A quick refresher: This past January, AT&T abruptly pulled out of an agreement to be the exclusive American carrier for the Huawei Mate 10 Pro; Verizon also announced that it would no longer carry Huawei products. In February, the heads of six U.S. intelligence agencies expressed "deep concerns" about Chinese-made telecom products to the Senate. In March, Best Buy halted all sales and any future orders of Huawei hardware. In April, the Department of Commerce banned U.S. companies from exporting components to ZTE for seven years. As a result, ZTE ceased its main business operations earlier this month.

And then yesterday, President Trump suddenly and unexpectedly tweeted that he was working President Xi Jinping of China to get ZTE "back in business". But why?

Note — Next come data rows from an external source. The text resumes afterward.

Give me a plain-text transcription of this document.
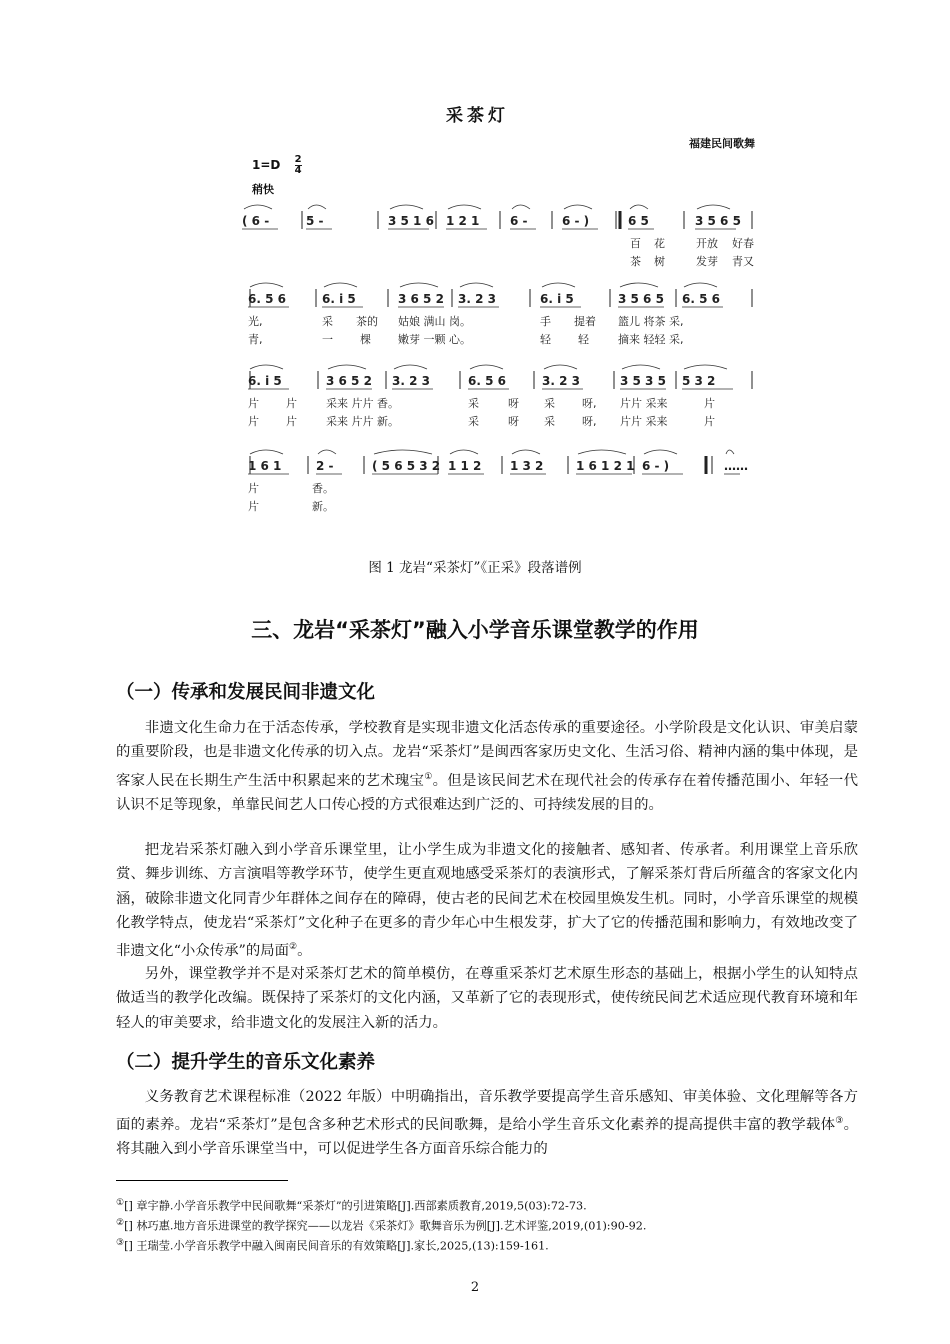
采茶灯
福建民间歌舞
$1=D \frac{2}{4}$
稍快
( 6 -	5 -	3 5 1 6 1 2 1	6 -	6 - )	6 5	3 5 6 5
百 花	开放 好春
茶 树	发芽 青又
6. 5 6	6. i 5	3 6 5 2 3. 2 3	6. i 5	3 5 6 5 6. 5 6
光,	采 茶的 姑娘 满山 岗。	手 提着 篮儿 将茶 采,
青,	一 棵 嫩芽 一颗 心。	轻 轻	摘来 轻轻 采,
6. i 5	3 6 5 2 3. 2 3	6. 5 6	3. 2 3	3 5 3 5 5 3 2
片 片	采来 片片 香。	采	呀 采 呀, 片片 采来	片
片 片	采来 片片 新。	采	呀 采 呀, 片片 采来	片
1 6 1	2 -	( 5 6 5 3 2 1 1 2 1 3 2	1 6 1 2 1 6 - )	……
片	香。
片	新。
图 1 龙岩“采茶灯”《正采》段落谱例
三、龙岩“采茶灯”融入小学音乐课堂教学的作用
（一）传承和发展民间非遗文化
非遗文化生命力在于活态传承，学校教育是实现非遗文化活态传承的重要途径。小学阶段是文化认识、审美启蒙的重要阶段，也是非遗文化传承的切入点。龙岩“采茶灯”是闽西客家历史文化、生活习俗、精神内涵的集中体现，是客家人民在长期生产生活中积累起来的艺术瑰宝①。但是该民间艺术在现代社会的传承存在着传播范围小、年轻一代认识不足等现象，单靠民间艺人口传心授的方式很难达到广泛的、可持续发展的目的。
把龙岩采茶灯融入到小学音乐课堂里，让小学生成为非遗文化的接触者、感知者、传承者。利用课堂上音乐欣赏、舞步训练、方言演唱等教学环节，使学生更直观地感受采茶灯的表演形式，了解采茶灯背后所蕴含的客家文化内涵，破除非遗文化同青少年群体之间存在的障碍，使古老的民间艺术在校园里焕发生机。同时，小学音乐课堂的规模化教学特点，使龙岩“采茶灯”文化种子在更多的青少年心中生根发芽，扩大了它的传播范围和影响力，有效地改变了非遗文化“小众传承”的局面②。
另外，课堂教学并不是对采茶灯艺术的简单模仿，在尊重采茶灯艺术原生形态的基础上，根据小学生的认知特点做适当的教学化改编。既保持了采茶灯的文化内涵，又革新了它的表现形式，使传统民间艺术适应现代教育环境和年轻人的审美要求，给非遗文化的发展注入新的活力。
（二）提升学生的音乐文化素养
义务教育艺术课程标准（2022 年版）中明确指出，音乐教学要提高学生音乐感知、审美体验、文化理解等各方面的素养。龙岩“采茶灯”是包含多种艺术形式的民间歌舞，是给小学生音乐文化素养的提高提供丰富的教学载体③。将其融入到小学音乐课堂当中，可以促进学生各方面音乐综合能力的
①[] 章宇静.小学音乐教学中民间歌舞“采茶灯”的引进策略[J].西部素质教育,2019,5(03):72-73.
②[] 林巧惠.地方音乐进课堂的教学探究——以龙岩《采茶灯》歌舞音乐为例[J].艺术评鉴,2019,(01):90-92.
③[] 王瑞莹.小学音乐教学中融入闽南民间音乐的有效策略[J].家长,2025,(13):159-161.
2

I believe the answer lies within the nature of the ZTE ban. First there are the specifics: the ban was initiated because ZTE failed to punish employees who violated trade controls against other nations. Second are the political stakes: The New York Times reports that China is acting as an intermediary in talks between North Korea and the USA. Reversing policy on ZTE might help secure China's continued involvement.

But here's what's most telling to me: According to Reuters, ZTE paid over $2 billion to U.S. exporters last year, including $100 million each to Qualcomm, Broadcom, Intel and Texas Instruments. So banning ZTE would adversely affect not only Chinese jobs, but jobs in the USA as well. Huawei, on the other hand, has its own Kirin chipsets, and is therefore far less reliant on Qualcomm, at least.

Which makes me wonder whether this whole China scare is less about security and more about trade. What do you think?